CAIRO: Throngs of Egyptians flooded to Muslim mosques nationwide on Saturday to perform congregational prayers and start celebrating the rituals of Eidul Azha — or the Sacrifice Feast — which is marked by better security conditions this year compared to past ones.
Surrounded by five armoured vehicles and tens of security men, popular Mostafa Mahmoud Mosque in Mohandseen town of Giza, a stone- throw from the capital Cairo, has been overwhelmed by thousands of worshippers who filled the mosque inside out, including men, women and children. The opposite public park alongside the main street has been crowded with toy and balloon sellers portraying all together a fresh and colorful holiday morning.
“Egypt is making constant steps towards security and stability after three chaotic years, and President Abdel-Fattah al-Sisi is trying to fix long-term inherited problems in a very short time,” said Ahmed, a 30-year-old employee at an oil company, after finishing the prayers outside the mosque.
Ex-military chief and now President Sisi took office a few months ago, one year after he led the overthrow of former Islamist President Mohamed Morsi following mass protests against his one- year rule. Sisi’s supporters have great confidence in him despite the recent price hikes, the declining Islamist anti-government protests and the terrorist blasts targeting police and military men.
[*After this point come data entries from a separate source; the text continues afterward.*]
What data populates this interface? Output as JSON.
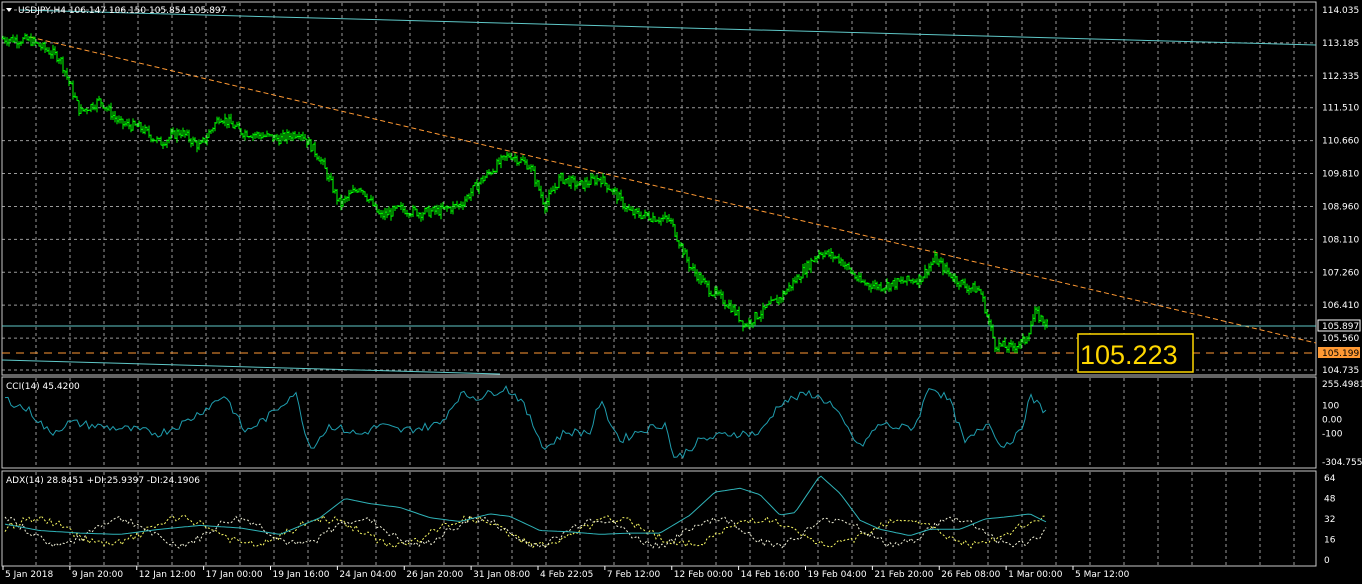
{
  "colors": {
    "background": "#000000",
    "grid": "#c8c8c8",
    "candles": "#00ff00",
    "resistance_line": "#5fc8c8",
    "trend_line": "#ff9933",
    "cci_line": "#1f9dae",
    "adx_line": "#2fb3b8",
    "di_plus": "#ffff66",
    "di_minus": "#f5f5dc",
    "price_box": "#ffd700"
  },
  "header": {
    "symbol_line": "USDJPY,H4  106.147 106.150 105.854 105.897",
    "menu_icon": "triangle-down-icon"
  },
  "price_panel": {
    "y_ticks": [
      "114.035",
      "113.185",
      "112.335",
      "111.510",
      "110.660",
      "109.810",
      "108.960",
      "108.110",
      "107.260",
      "106.410",
      "105.560",
      "104.735"
    ],
    "current_price": "105.897",
    "level_price": "105.199",
    "big_label": "105.223",
    "ylim": [
      104.735,
      114.035
    ]
  },
  "cci_panel": {
    "title": "CCI(14) 45.4200",
    "y_ticks": [
      "255.4981",
      "100",
      "0.00",
      "-100",
      "-304.755"
    ]
  },
  "adx_panel": {
    "title": "ADX(14) 28.8451 +DI:25.9397 -DI:24.1906",
    "y_ticks": [
      "64",
      "48",
      "32",
      "16",
      "0"
    ]
  },
  "time_axis": {
    "labels": [
      "5 Jan 2018",
      "9 Jan 20:00",
      "12 Jan 12:00",
      "17 Jan 00:00",
      "19 Jan 16:00",
      "24 Jan 04:00",
      "26 Jan 20:00",
      "31 Jan 08:00",
      "4 Feb 22:05",
      "7 Feb 12:00",
      "12 Feb 00:00",
      "14 Feb 16:00",
      "19 Feb 04:00",
      "21 Feb 20:00",
      "26 Feb 08:00",
      "1 Mar 00:00",
      "5 Mar 12:00"
    ]
  },
  "chart_data": {
    "type": "candlestick",
    "instrument": "USDJPY",
    "timeframe": "H4",
    "last_bar": {
      "open": 106.147,
      "high": 106.15,
      "low": 105.854,
      "close": 105.897
    },
    "close_path": [
      [
        0,
        113.3
      ],
      [
        30,
        113.25
      ],
      [
        60,
        112.8
      ],
      [
        80,
        111.4
      ],
      [
        100,
        111.7
      ],
      [
        120,
        111.1
      ],
      [
        140,
        111.0
      ],
      [
        160,
        110.6
      ],
      [
        180,
        110.9
      ],
      [
        200,
        110.5
      ],
      [
        220,
        111.3
      ],
      [
        240,
        110.9
      ],
      [
        260,
        110.8
      ],
      [
        280,
        110.7
      ],
      [
        300,
        110.9
      ],
      [
        320,
        110.2
      ],
      [
        340,
        109.0
      ],
      [
        360,
        109.5
      ],
      [
        380,
        108.7
      ],
      [
        400,
        108.9
      ],
      [
        420,
        108.8
      ],
      [
        440,
        108.85
      ],
      [
        460,
        109.0
      ],
      [
        480,
        109.6
      ],
      [
        500,
        110.1
      ],
      [
        510,
        110.3
      ],
      [
        530,
        110.0
      ],
      [
        545,
        109.0
      ],
      [
        560,
        109.7
      ],
      [
        580,
        109.5
      ],
      [
        600,
        109.7
      ],
      [
        615,
        109.3
      ],
      [
        630,
        108.8
      ],
      [
        650,
        108.7
      ],
      [
        670,
        108.6
      ],
      [
        690,
        107.4
      ],
      [
        710,
        106.8
      ],
      [
        730,
        106.4
      ],
      [
        745,
        105.9
      ],
      [
        760,
        106.2
      ],
      [
        780,
        106.6
      ],
      [
        800,
        107.2
      ],
      [
        820,
        107.8
      ],
      [
        840,
        107.6
      ],
      [
        860,
        107.0
      ],
      [
        880,
        106.9
      ],
      [
        900,
        107.0
      ],
      [
        920,
        107.1
      ],
      [
        935,
        107.6
      ],
      [
        950,
        107.2
      ],
      [
        965,
        106.9
      ],
      [
        980,
        106.8
      ],
      [
        995,
        105.4
      ],
      [
        1010,
        105.3
      ],
      [
        1025,
        105.5
      ],
      [
        1035,
        106.2
      ],
      [
        1048,
        105.9
      ]
    ],
    "cci_path": [
      [
        5,
        150
      ],
      [
        30,
        60
      ],
      [
        50,
        -100
      ],
      [
        70,
        -20
      ],
      [
        100,
        -50
      ],
      [
        130,
        -70
      ],
      [
        160,
        -100
      ],
      [
        185,
        -20
      ],
      [
        210,
        100
      ],
      [
        225,
        180
      ],
      [
        245,
        -90
      ],
      [
        270,
        30
      ],
      [
        295,
        200
      ],
      [
        310,
        -210
      ],
      [
        330,
        -40
      ],
      [
        360,
        -110
      ],
      [
        380,
        -40
      ],
      [
        400,
        -80
      ],
      [
        420,
        -60
      ],
      [
        440,
        -30
      ],
      [
        460,
        180
      ],
      [
        480,
        160
      ],
      [
        505,
        230
      ],
      [
        520,
        150
      ],
      [
        545,
        -210
      ],
      [
        565,
        -90
      ],
      [
        590,
        -90
      ],
      [
        600,
        130
      ],
      [
        620,
        -150
      ],
      [
        640,
        -80
      ],
      [
        665,
        -30
      ],
      [
        675,
        -290
      ],
      [
        700,
        -150
      ],
      [
        730,
        -100
      ],
      [
        760,
        -100
      ],
      [
        780,
        120
      ],
      [
        810,
        190
      ],
      [
        830,
        120
      ],
      [
        860,
        -200
      ],
      [
        880,
        -30
      ],
      [
        900,
        -60
      ],
      [
        915,
        -50
      ],
      [
        930,
        250
      ],
      [
        950,
        130
      ],
      [
        965,
        -170
      ],
      [
        990,
        -10
      ],
      [
        1000,
        -200
      ],
      [
        1020,
        -100
      ],
      [
        1030,
        160
      ],
      [
        1048,
        45
      ]
    ],
    "adx_path": [
      [
        5,
        28
      ],
      [
        40,
        23
      ],
      [
        80,
        21
      ],
      [
        120,
        20
      ],
      [
        160,
        24
      ],
      [
        200,
        27
      ],
      [
        240,
        25
      ],
      [
        280,
        20
      ],
      [
        320,
        33
      ],
      [
        345,
        48
      ],
      [
        370,
        44
      ],
      [
        400,
        41
      ],
      [
        430,
        33
      ],
      [
        460,
        30
      ],
      [
        490,
        36
      ],
      [
        510,
        34
      ],
      [
        540,
        23
      ],
      [
        570,
        22
      ],
      [
        600,
        20
      ],
      [
        630,
        21
      ],
      [
        660,
        21
      ],
      [
        690,
        35
      ],
      [
        715,
        53
      ],
      [
        740,
        56
      ],
      [
        760,
        51
      ],
      [
        780,
        35
      ],
      [
        795,
        37
      ],
      [
        820,
        66
      ],
      [
        840,
        52
      ],
      [
        860,
        31
      ],
      [
        880,
        24
      ],
      [
        910,
        19
      ],
      [
        930,
        24
      ],
      [
        960,
        24
      ],
      [
        985,
        32
      ],
      [
        1010,
        34
      ],
      [
        1030,
        36
      ],
      [
        1048,
        29
      ]
    ],
    "adx_ylim": [
      0,
      64
    ],
    "cci_ylim": [
      -304.755,
      255.4981
    ]
  }
}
“We back Sisi and we will be patient about price hikes as long as Egypt is doing well,” said Omar, 39, a businessman, while heading with his wife towards the crowded garden opposite to the mosque. His 32-year-old wife, Yousra, said that she is optimistic about the country’s future under Sisi. “We all love you, Sisi,” she said with a smile.
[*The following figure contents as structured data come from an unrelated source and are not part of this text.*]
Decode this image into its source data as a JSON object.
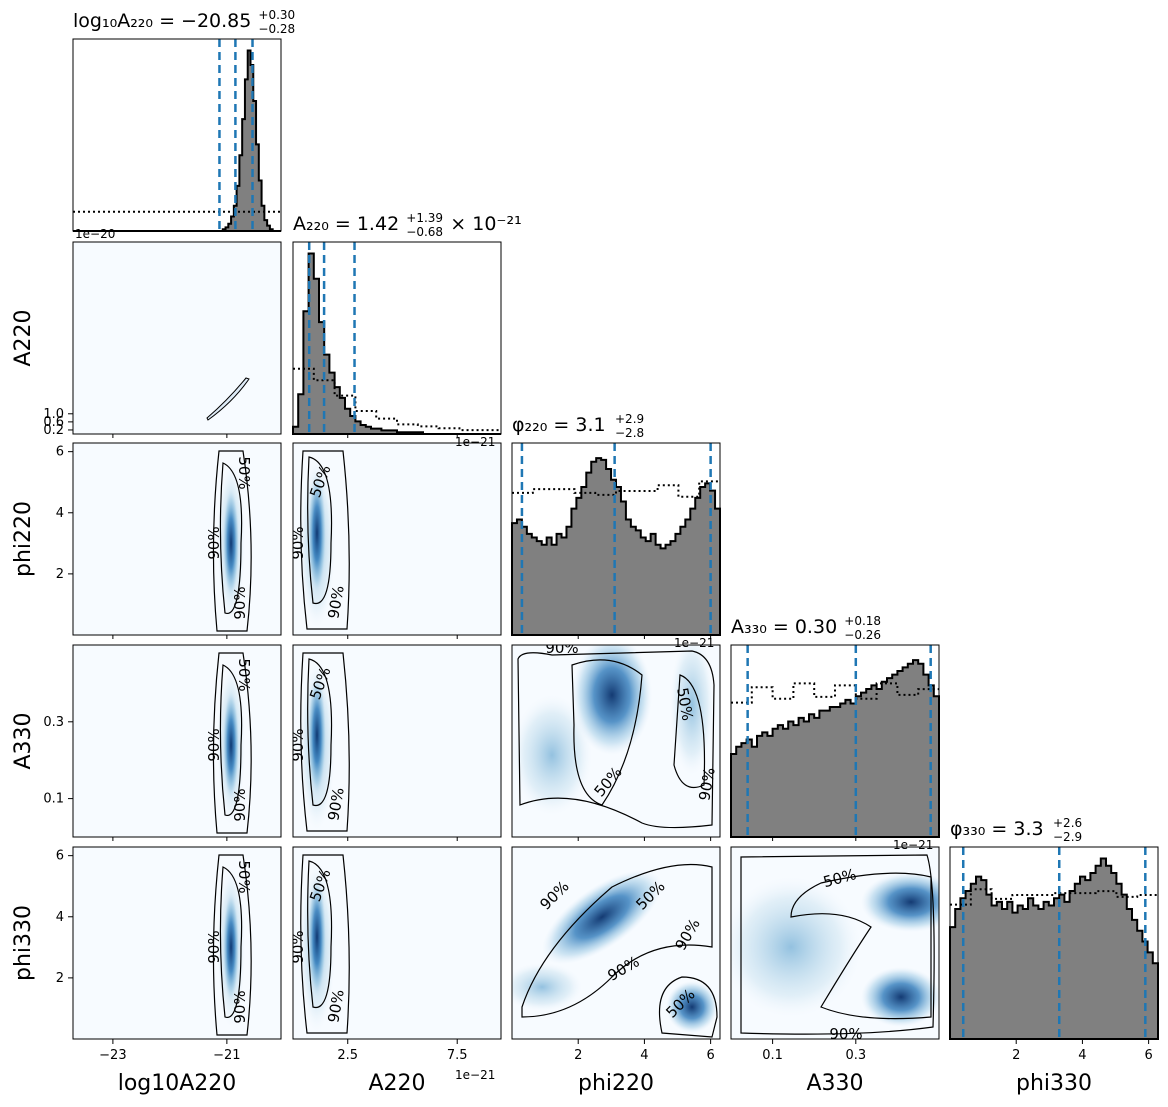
{
  "chart_data": {
    "type": "corner",
    "colors": {
      "hist_fill": "#808080",
      "hist_edge": "#000000",
      "quantile_line": "#1f77b4",
      "density_cmap": "Blues",
      "contour": "#000000"
    },
    "parameters": [
      {
        "key": "logA220",
        "label": "log10A220",
        "range": [
          -23.7,
          -20.05
        ],
        "ticks": [
          -23,
          -21
        ],
        "tick_labels": [
          "−23",
          "−21"
        ],
        "offset": "1e−20",
        "title": {
          "main": "log₁₀A₂₂₀ = −20.85",
          "sup": "+0.30",
          "sub": "−0.28"
        },
        "median": -20.85,
        "quantiles": [
          -21.13,
          -20.85,
          -20.55
        ]
      },
      {
        "key": "A220",
        "label": "A220",
        "range": [
          0.0,
          9.5
        ],
        "ticks": [
          2.5,
          7.5
        ],
        "tick_labels": [
          "2.5",
          "7.5"
        ],
        "offset": "1e−21",
        "title": {
          "main": "A₂₂₀ = 1.42",
          "sup": "+1.39",
          "sub": "−0.68",
          "suffix": "× 10⁻²¹"
        },
        "median": 1.42,
        "quantiles": [
          0.74,
          1.42,
          2.81
        ]
      },
      {
        "key": "phi220",
        "label": "phi220",
        "range": [
          0.0,
          6.2832
        ],
        "ticks": [
          2,
          4,
          6
        ],
        "tick_labels": [
          "2",
          "4",
          "6"
        ],
        "offset": "1e−21",
        "title": {
          "main": "φ₂₂₀ = 3.1",
          "sup": "+2.9",
          "sub": "−2.8"
        },
        "median": 3.1,
        "quantiles": [
          0.3,
          3.1,
          6.0
        ]
      },
      {
        "key": "A330",
        "label": "A330",
        "range": [
          0.0,
          0.5
        ],
        "ticks": [
          0.1,
          0.3
        ],
        "tick_labels": [
          "0.1",
          "0.3"
        ],
        "offset": "1e−21",
        "title": {
          "main": "A₃₃₀ = 0.30",
          "sup": "+0.18",
          "sub": "−0.26"
        },
        "median": 0.3,
        "quantiles": [
          0.04,
          0.3,
          0.48
        ]
      },
      {
        "key": "phi330",
        "label": "phi330",
        "range": [
          0.0,
          6.2832
        ],
        "ticks": [
          2,
          4,
          6
        ],
        "tick_labels": [
          "2",
          "4",
          "6"
        ],
        "offset": "",
        "title": {
          "main": "φ₃₃₀ = 3.3",
          "sup": "+2.6",
          "sub": "−2.9"
        },
        "median": 3.3,
        "quantiles": [
          0.4,
          3.3,
          5.9
        ]
      }
    ],
    "y_axis_ticks": {
      "A220": {
        "ticks": [
          0.2,
          0.6,
          1.0
        ],
        "tick_labels": [
          "0.2",
          "0.6",
          "1.0"
        ],
        "offset": "1e−20"
      },
      "phi220": {
        "ticks": [
          2,
          4,
          6
        ],
        "tick_labels": [
          "2",
          "4",
          "6"
        ]
      },
      "A330": {
        "ticks": [
          0.1,
          0.3
        ],
        "tick_labels": [
          "0.1",
          "0.3"
        ]
      },
      "phi330": {
        "ticks": [
          2,
          4,
          6
        ],
        "tick_labels": [
          "2",
          "4",
          "6"
        ]
      }
    },
    "prior_hist": [
      [
        0.1,
        0.1,
        0.1,
        0.1,
        0.1,
        0.1,
        0.1,
        0.1,
        0.1,
        0.1
      ],
      [
        0.34,
        0.28,
        0.2,
        0.12,
        0.08,
        0.05,
        0.04,
        0.03,
        0.02,
        0.02
      ],
      [
        0.76,
        0.74,
        0.78,
        0.72,
        0.75,
        0.73,
        0.77,
        0.76,
        0.74,
        0.78
      ],
      [
        0.72,
        0.76,
        0.74,
        0.78,
        0.75,
        0.77,
        0.74,
        0.78,
        0.76,
        0.75
      ],
      [
        0.72,
        0.76,
        0.75,
        0.73,
        0.77,
        0.74,
        0.78,
        0.75,
        0.76,
        0.73
      ]
    ],
    "posterior_hist": [
      [
        0,
        0,
        0,
        0,
        0,
        0,
        0,
        0,
        0,
        0,
        0,
        0,
        0,
        0,
        0,
        0,
        0,
        0,
        0,
        0,
        0,
        0,
        0,
        0,
        0,
        0,
        0,
        0,
        0,
        0,
        0,
        0,
        0,
        0,
        0,
        0,
        0,
        0,
        0,
        0,
        0,
        0,
        0,
        0,
        0,
        0,
        0,
        0,
        0,
        0,
        0,
        0,
        0,
        0,
        0.01,
        0.02,
        0.04,
        0.08,
        0.14,
        0.25,
        0.42,
        0.62,
        0.84,
        1.0,
        0.92,
        0.72,
        0.48,
        0.28,
        0.14,
        0.06,
        0.03,
        0.01,
        0,
        0,
        0
      ],
      [
        0.04,
        0.22,
        0.68,
        1.0,
        0.86,
        0.62,
        0.44,
        0.34,
        0.26,
        0.2,
        0.14,
        0.1,
        0.07,
        0.05,
        0.04,
        0.03,
        0.03,
        0.02,
        0.02,
        0.02,
        0.01,
        0.01,
        0.01,
        0.01,
        0.01,
        0,
        0,
        0,
        0,
        0,
        0,
        0,
        0,
        0,
        0,
        0,
        0,
        0,
        0,
        0
      ],
      [
        0.62,
        0.64,
        0.6,
        0.56,
        0.54,
        0.52,
        0.5,
        0.54,
        0.5,
        0.56,
        0.54,
        0.6,
        0.7,
        0.76,
        0.82,
        0.9,
        0.96,
        0.98,
        0.97,
        0.92,
        0.86,
        0.82,
        0.74,
        0.64,
        0.6,
        0.58,
        0.54,
        0.52,
        0.56,
        0.5,
        0.48,
        0.5,
        0.52,
        0.56,
        0.6,
        0.64,
        0.7,
        0.76,
        0.82,
        0.84,
        0.8,
        0.7
      ],
      [
        0.46,
        0.5,
        0.52,
        0.54,
        0.5,
        0.56,
        0.58,
        0.56,
        0.6,
        0.62,
        0.6,
        0.64,
        0.62,
        0.66,
        0.64,
        0.68,
        0.66,
        0.7,
        0.7,
        0.72,
        0.72,
        0.74,
        0.76,
        0.74,
        0.78,
        0.8,
        0.82,
        0.84,
        0.82,
        0.86,
        0.88,
        0.9,
        0.92,
        0.94,
        0.96,
        0.98,
        0.96,
        0.9,
        0.84,
        0.78
      ],
      [
        0.62,
        0.72,
        0.78,
        0.82,
        0.86,
        0.9,
        0.88,
        0.8,
        0.74,
        0.76,
        0.72,
        0.76,
        0.7,
        0.74,
        0.72,
        0.78,
        0.74,
        0.72,
        0.76,
        0.74,
        0.78,
        0.8,
        0.76,
        0.82,
        0.86,
        0.9,
        0.88,
        0.92,
        0.96,
        1.0,
        0.96,
        0.92,
        0.86,
        0.8,
        0.72,
        0.66,
        0.6,
        0.54,
        0.48,
        0.42
      ]
    ],
    "contour_labels": [
      "50%",
      "90%"
    ]
  }
}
To provide a joyful atmosphere, the Egyptian Agriculture Ministry announced that it has prepared its public parks to receive about 2 million visitors during the 4-day Sacrifice Feast. The Interior Ministry said it has installed monitors at parks and beaches to maintain utmost security during the celebrations.
At al-Azhar Park in Cairo, one of the famous destinations for Egyptian holidays, many parents sat together on sheets on the grass to enjoy the fresh air while watching their children playing around.
Hussein al-Ogary, a 57-year-old worker at a state-run publishing house, said that the Eid is so joyful this year and that he supports Sisi “wholeheartedly.” His sister-in-law Umm Wael, 50, said that Sisi should be hailed for burdening such heavy responsibilities for Egypt and Egyptians. “Egypt will be much better and everything will be awesome,” the lady confidently told Xinhua.
Holding her baby girl at the park, Shaimaa, a 40-year-old housewife wearing a face-covering veil, seemed less enthusiastic about Sisi and more sympathetic with ousted Morsi.
“I am not so optimistic due to the ongoing massive security campaign on Morsi’s supporters,” Shaimaa continued, “I ask Sisi to pay more attention to the poor citizens and find out why some desperate citizens have recently committed suicide.” The lady expressed her belief that the people felt neither progress nor change since the 2011 upheaval that toppled long-time ex-President Hosni Mubarak.
Like all Muslims worldwide, Egyptians slaughter sheep and cattle as a basic ritual of Eidul Azha and distribute their meat among families, friends and the poor.
Therefore, sheep stockyards could be seen everywhere across Egypt with shepherds and livestock owners vying to sell their sheep and cattle to worshippers to sacrifice for the holy occasion.
“The price hikes have surely affected our sales this year,” said Sobhy al-Raqabawi while guarding his sheep at a stockyard in Giza’s Boulak al-Dakrour neighbourhood.